The `si_dict_strat` `Imputer` applies `imp_kwgs` to **any column that has pmm as its strategy**. Therefore, the customized `PMMImputer` applies to both the `salary` and the `weight` column, as shown below. The number of neighbors is the same for both columns, as is the `fill_value`.

In [30]:
print_header("PMMImputer for weight")
print(si_dict_strat.statistics_["weight"])
print_header("PMMImputer for salary")
print(si_dict_strat.statistics_["salary"])
print_header("Number of neighbors used for weight vs. salary")
print(
    {"number of neighbors for salary": si_dict_strat.statistics_["salary"].neighbors, 
     "number of neighbors for weight": si_dict_strat.statistics_["weight"].neighbors}
)

PMMImputer for weight
---------------------
PMMImputer(am=227.65915432069784, asd=10,
      bm=array([-3.91893e-01, -1.30703e-06,  1.38004e+01, -7.00962e-01,
       -3.54279e+01,  2.23285e+01, -1.12760e+01,  1.12760e+01]),
      bsd=10, fill_value='mean', init='auto', neighbors=10, sample=1000,
      sig=1, tune=1000)
PMMImputer for salary
---------------------
PMMImputer(am=456939.78037656035, asd=10,
      bm=array([ 9.55614e+02, -2.89887e+01, -2.06254e+04,  4.46729e+03,
       -4.79621e+04,  6.41201e+04,  1.70351e+04, -1.70351e+04]),
      bsd=10, fill_value='mean', init='auto', neighbors=10, sample=1000,
      sig=1, tune=1000)
Number of neighbors used for weight vs. salary
----------------------------------------------
{'number of neighbors for salary': 10, 'number of neighbors for weight': 10}


Therefore, we can customize the series-imputer for any given imputation strategy **by column** or **by strategy itself**. While we demonstrated this behavior for `pmm`, the same logic applies to any imputation strategy that takes additional arguments.

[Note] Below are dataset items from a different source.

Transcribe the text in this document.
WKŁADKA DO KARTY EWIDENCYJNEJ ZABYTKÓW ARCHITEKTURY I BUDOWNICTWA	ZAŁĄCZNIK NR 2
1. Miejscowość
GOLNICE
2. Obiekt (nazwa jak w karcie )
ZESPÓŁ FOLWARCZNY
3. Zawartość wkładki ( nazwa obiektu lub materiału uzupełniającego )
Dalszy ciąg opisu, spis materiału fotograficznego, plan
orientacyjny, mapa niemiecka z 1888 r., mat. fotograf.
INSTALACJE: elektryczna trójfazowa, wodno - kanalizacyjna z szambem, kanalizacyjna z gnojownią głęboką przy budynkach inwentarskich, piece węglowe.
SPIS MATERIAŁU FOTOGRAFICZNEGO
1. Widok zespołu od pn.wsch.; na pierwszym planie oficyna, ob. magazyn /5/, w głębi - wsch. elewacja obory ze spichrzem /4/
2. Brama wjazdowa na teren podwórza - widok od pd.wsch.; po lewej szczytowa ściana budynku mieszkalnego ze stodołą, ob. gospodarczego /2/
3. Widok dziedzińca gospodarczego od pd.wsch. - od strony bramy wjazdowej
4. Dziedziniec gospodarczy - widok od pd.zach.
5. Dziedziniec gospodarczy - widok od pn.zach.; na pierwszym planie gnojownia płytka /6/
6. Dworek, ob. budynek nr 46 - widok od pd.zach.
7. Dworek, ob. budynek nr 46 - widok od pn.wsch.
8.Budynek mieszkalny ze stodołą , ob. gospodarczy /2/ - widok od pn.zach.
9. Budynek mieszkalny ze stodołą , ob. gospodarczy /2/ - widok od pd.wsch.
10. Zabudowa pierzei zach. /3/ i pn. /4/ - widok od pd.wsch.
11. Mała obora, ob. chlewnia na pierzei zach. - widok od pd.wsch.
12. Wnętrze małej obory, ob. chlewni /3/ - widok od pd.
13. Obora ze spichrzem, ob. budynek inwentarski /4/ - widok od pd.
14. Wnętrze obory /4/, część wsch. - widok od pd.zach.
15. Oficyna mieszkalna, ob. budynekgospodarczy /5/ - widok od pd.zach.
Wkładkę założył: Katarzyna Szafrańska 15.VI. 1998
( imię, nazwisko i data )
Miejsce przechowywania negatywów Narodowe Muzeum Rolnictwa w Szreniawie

Below is an example using `interpolate` as an imputation strategy. We'll specify `imp_kwgs` by column.

In [31]:
# interpolate with imp_kwgs using the column name
si_interp = SingleImputer(
    strategy={"salary": "interpolate", "weight": "interpolate"},
    imp_kwgs={"salary": {"fill_strategy": "linear"}, "weight": {"fill_strategy": "quadratic"}}
)

# fit the imputer
si_interp.fit(toy_df)

SingleImputer(copy=True,
       imp_kwgs={'salary': {'fill_strategy': 'linear'}, 'weight': {'fill_strategy': 'quadratic'}},
       predictors='all', scaler=None, seed=None,
       strategy={'salary': 'interpolate', 'weight': 'interpolate'},
       verbose=False, visit='default')

In [32]:
si_interp.statistics_

{'salary': InterpolateImputer(end=None, fill_strategy='linear', order=None, start=None),
 'weight': InterpolateImputer(end=None, fill_strategy='quadratic', order=None,
           start=None)}

In this case, we've created an `Imputer` that uses **linear interpolation** to impute `salary` and **quadratic interpolation** to impute `weight`. This is just another example of how we can use `imp_kwgs` along with a column or strategy to fine-tune the imputation algorithm itself when we create an instance of an `Imputer`.